Der Aufwand ist riesig. Der Autobauer Daimler hat eine große Event-Arena aufgebaut, Tausende Neugierige bevölkern den Vorplatz des Mercedes-Museums in Stuttgart. Der Höhepunkt der Veranstaltung am Samstag dauert dann ganze vier Minuten: Ein elektrisch betriebenes Lufttaxi fliegt erstmals unbemannt in einer europäischen Stadt. Für Daimler-Chef Ola Källenius ist es "ein neues Kapitel der Mobilitätsgeschichte". Ganz nebenbei ist es auch eine perfekt inszenierte PR-Veranstaltung, um die Akzeptanz des neuartigen Fluggeräts zu testen - und zu steigern.

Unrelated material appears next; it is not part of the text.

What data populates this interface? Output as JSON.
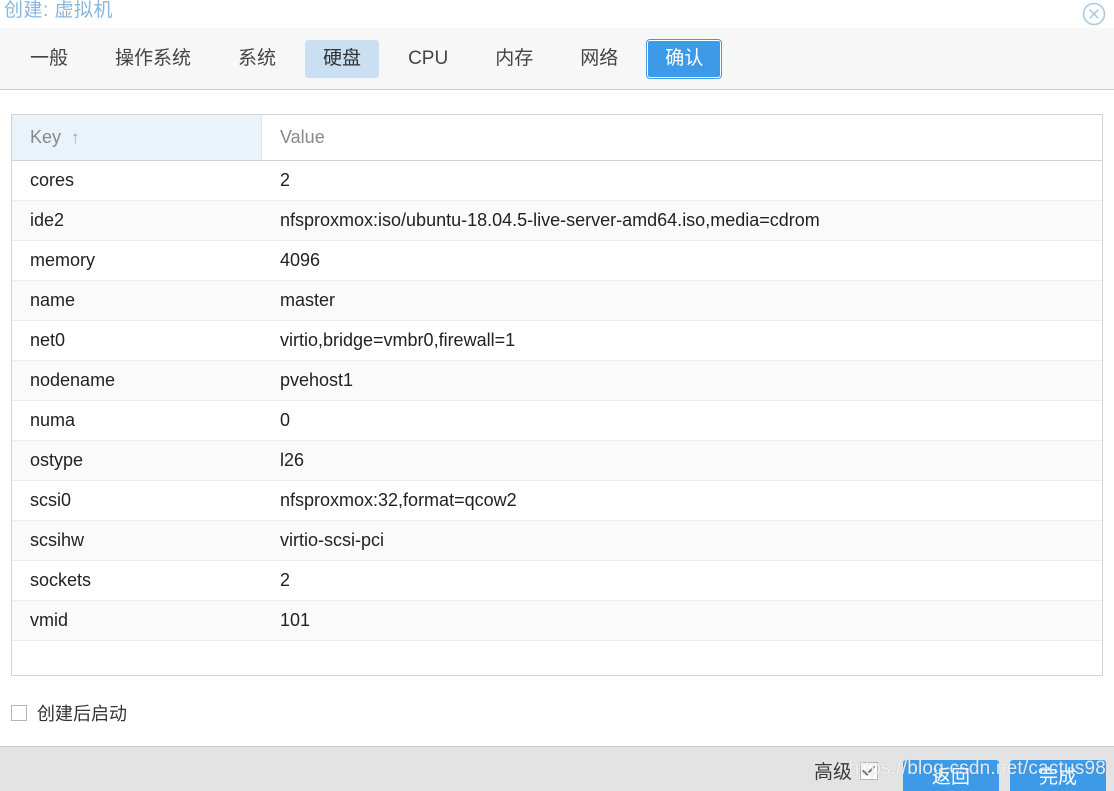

Der Volocopter ist eine Mischung aus Drohne und Hubschrauber. Die Sitzplätze bleiben an diesem Samstag aber leer, aus Sicherheitsgründen. Gesteuert wird das Gerät von einem Piloten auf dem Boden via Fernbedienung. Für den Auftrieb sorgen 18 Rotoren, die in einem Kranz über der Passagierkabine installiert sind. Der Volocopter surrt verhältnismäßig leise, viel leiser als ein herkömmlicher Hubschrauber. In Stuttgart fliegt das Gerät in etwa 50 Metern Höhe ausschließlich über einer menschenleeren und gut bewachten Sportanlage - mit großem Sicherheitsabstand zum Publikum. Noch herrscht große Distanz zwischen den Lufttaxis und den Menschen. Immerhin: Als der Volocopter wieder landet, kommt Applaus auf.

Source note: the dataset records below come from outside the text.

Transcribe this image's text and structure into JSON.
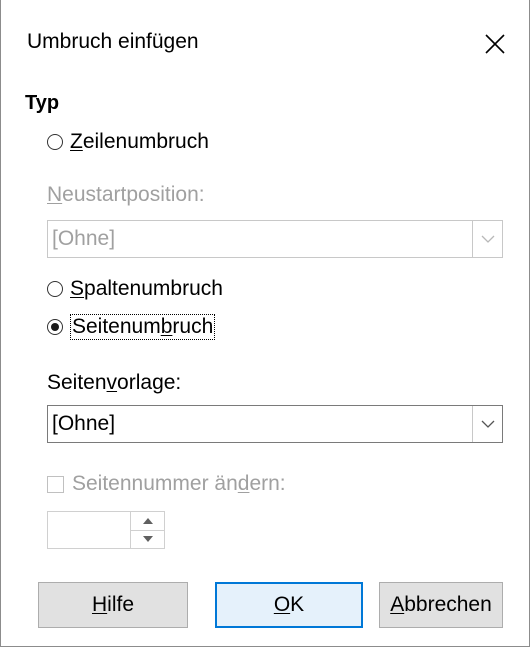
{
  "window": {
    "title": "Umbruch einfügen",
    "close_icon": "close-icon"
  },
  "typ_section": {
    "title": "Typ"
  },
  "options": {
    "line_break": {
      "pre": "",
      "accel": "Z",
      "post": "eilenumbruch",
      "checked": false
    },
    "restart_label": {
      "pre": "",
      "accel": "N",
      "post": "eustartposition:"
    },
    "restart_combo": {
      "value": "[Ohne]",
      "enabled": false
    },
    "column_break": {
      "pre": "",
      "accel": "S",
      "post": "paltenumbruch",
      "checked": false
    },
    "page_break": {
      "pre": "Seitenum",
      "accel": "b",
      "post": "ruch",
      "checked": true
    },
    "page_style_label": {
      "pre": "Seiten",
      "accel": "v",
      "post": "orlage:"
    },
    "page_style_combo": {
      "value": "[Ohne]",
      "enabled": true
    },
    "change_page_number": {
      "pre": "Seitennummer än",
      "accel": "d",
      "post": "ern:",
      "checked": false,
      "enabled": false
    },
    "page_number_spin": {
      "value": ""
    }
  },
  "buttons": {
    "help": {
      "pre": "",
      "accel": "H",
      "post": "ilfe"
    },
    "ok": {
      "pre": "",
      "accel": "O",
      "post": "K"
    },
    "cancel": {
      "pre": "",
      "accel": "A",
      "post": "bbrechen"
    }
  }
}
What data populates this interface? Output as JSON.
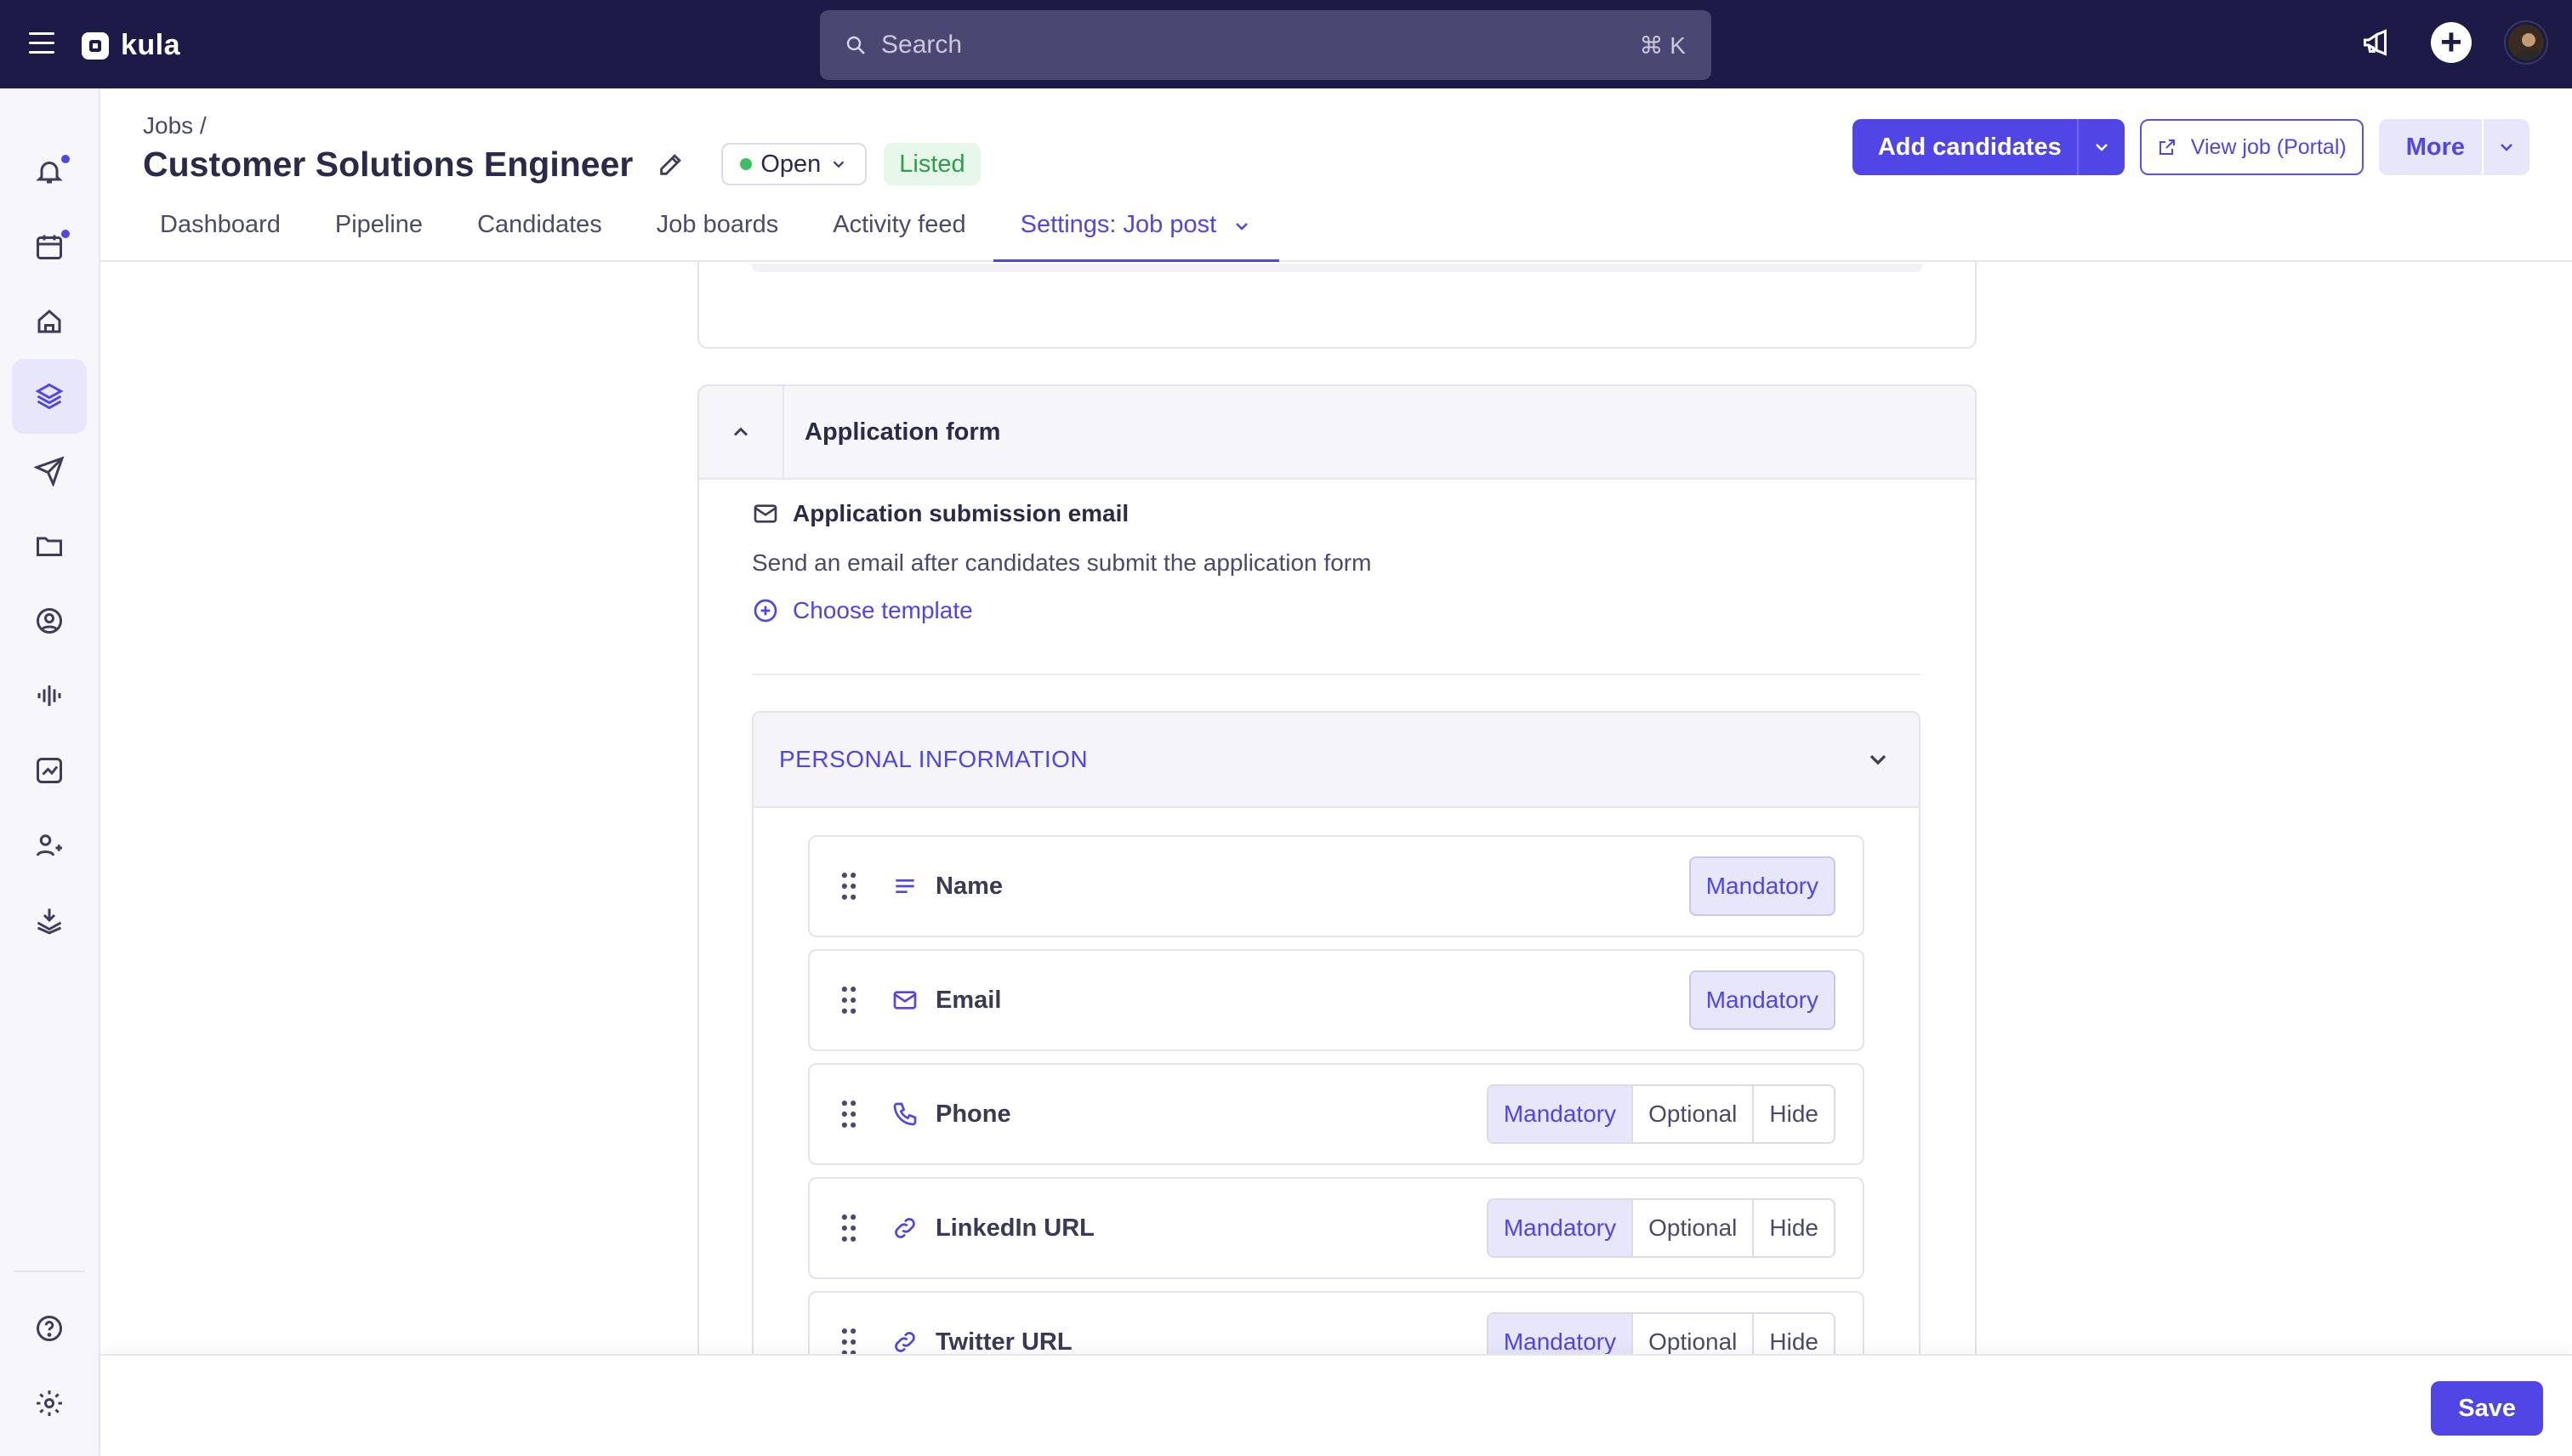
{
  "app": {
    "name": "kula"
  },
  "search": {
    "placeholder": "Search",
    "shortcut": "⌘ K"
  },
  "breadcrumb": "Jobs /",
  "job": {
    "title": "Customer Solutions Engineer",
    "status": "Open",
    "visibility": "Listed"
  },
  "actions": {
    "add_candidates": "Add candidates",
    "view_job": "View job (Portal)",
    "more": "More"
  },
  "tabs": [
    {
      "label": "Dashboard"
    },
    {
      "label": "Pipeline"
    },
    {
      "label": "Candidates"
    },
    {
      "label": "Job boards"
    },
    {
      "label": "Activity feed"
    },
    {
      "label": "Settings: Job post",
      "active": true
    }
  ],
  "application_form": {
    "title": "Application form",
    "email": {
      "title": "Application submission email",
      "description": "Send an email after candidates submit the application form",
      "choose_template": "Choose template"
    },
    "personal_information": {
      "title": "PERSONAL INFORMATION",
      "fields": [
        {
          "label": "Name",
          "icon": "text-lines-icon",
          "options": [
            "Mandatory"
          ],
          "selected": "Mandatory"
        },
        {
          "label": "Email",
          "icon": "mail-icon",
          "options": [
            "Mandatory"
          ],
          "selected": "Mandatory"
        },
        {
          "label": "Phone",
          "icon": "phone-icon",
          "options": [
            "Mandatory",
            "Optional",
            "Hide"
          ],
          "selected": "Mandatory"
        },
        {
          "label": "LinkedIn URL",
          "icon": "link-icon",
          "options": [
            "Mandatory",
            "Optional",
            "Hide"
          ],
          "selected": "Mandatory"
        },
        {
          "label": "Twitter URL",
          "icon": "link-icon",
          "options": [
            "Mandatory",
            "Optional",
            "Hide"
          ],
          "selected": "Mandatory"
        }
      ]
    }
  },
  "footer": {
    "save_label": "Save"
  },
  "colors": {
    "accent": "#4f46e5",
    "topbar": "#1c1a47",
    "open_dot": "#3fbd61",
    "listed_bg": "#e6f7ea"
  }
}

Volocopter-Chef Florian Reuter bedankt sich via Großbildleinwand bei allen Beteiligten und kündigt an, er wolle weltweit der erste sein, der eine Zulassung für einen kommerziellen Lufttaxi-Betrieb erhalte. In "zwei bis drei Jahren" solle es soweit sein. Neben Volocopter tüfteln andere Unternehmen wie Airbus, Lilium oder Ehana an Flugtaxis, auch sie haben erste Testflüge absolviert. Die neue Technologie tastet sich langsam vor, Hopser für Hopser in die Städte sowie in die Köpfe der Menschen. 2017 absolvierte Volocopter den ersten unbemannten Testflug über bewohntem Gebiet: Das Gerät war acht Minuten in Dubai City in der Luft.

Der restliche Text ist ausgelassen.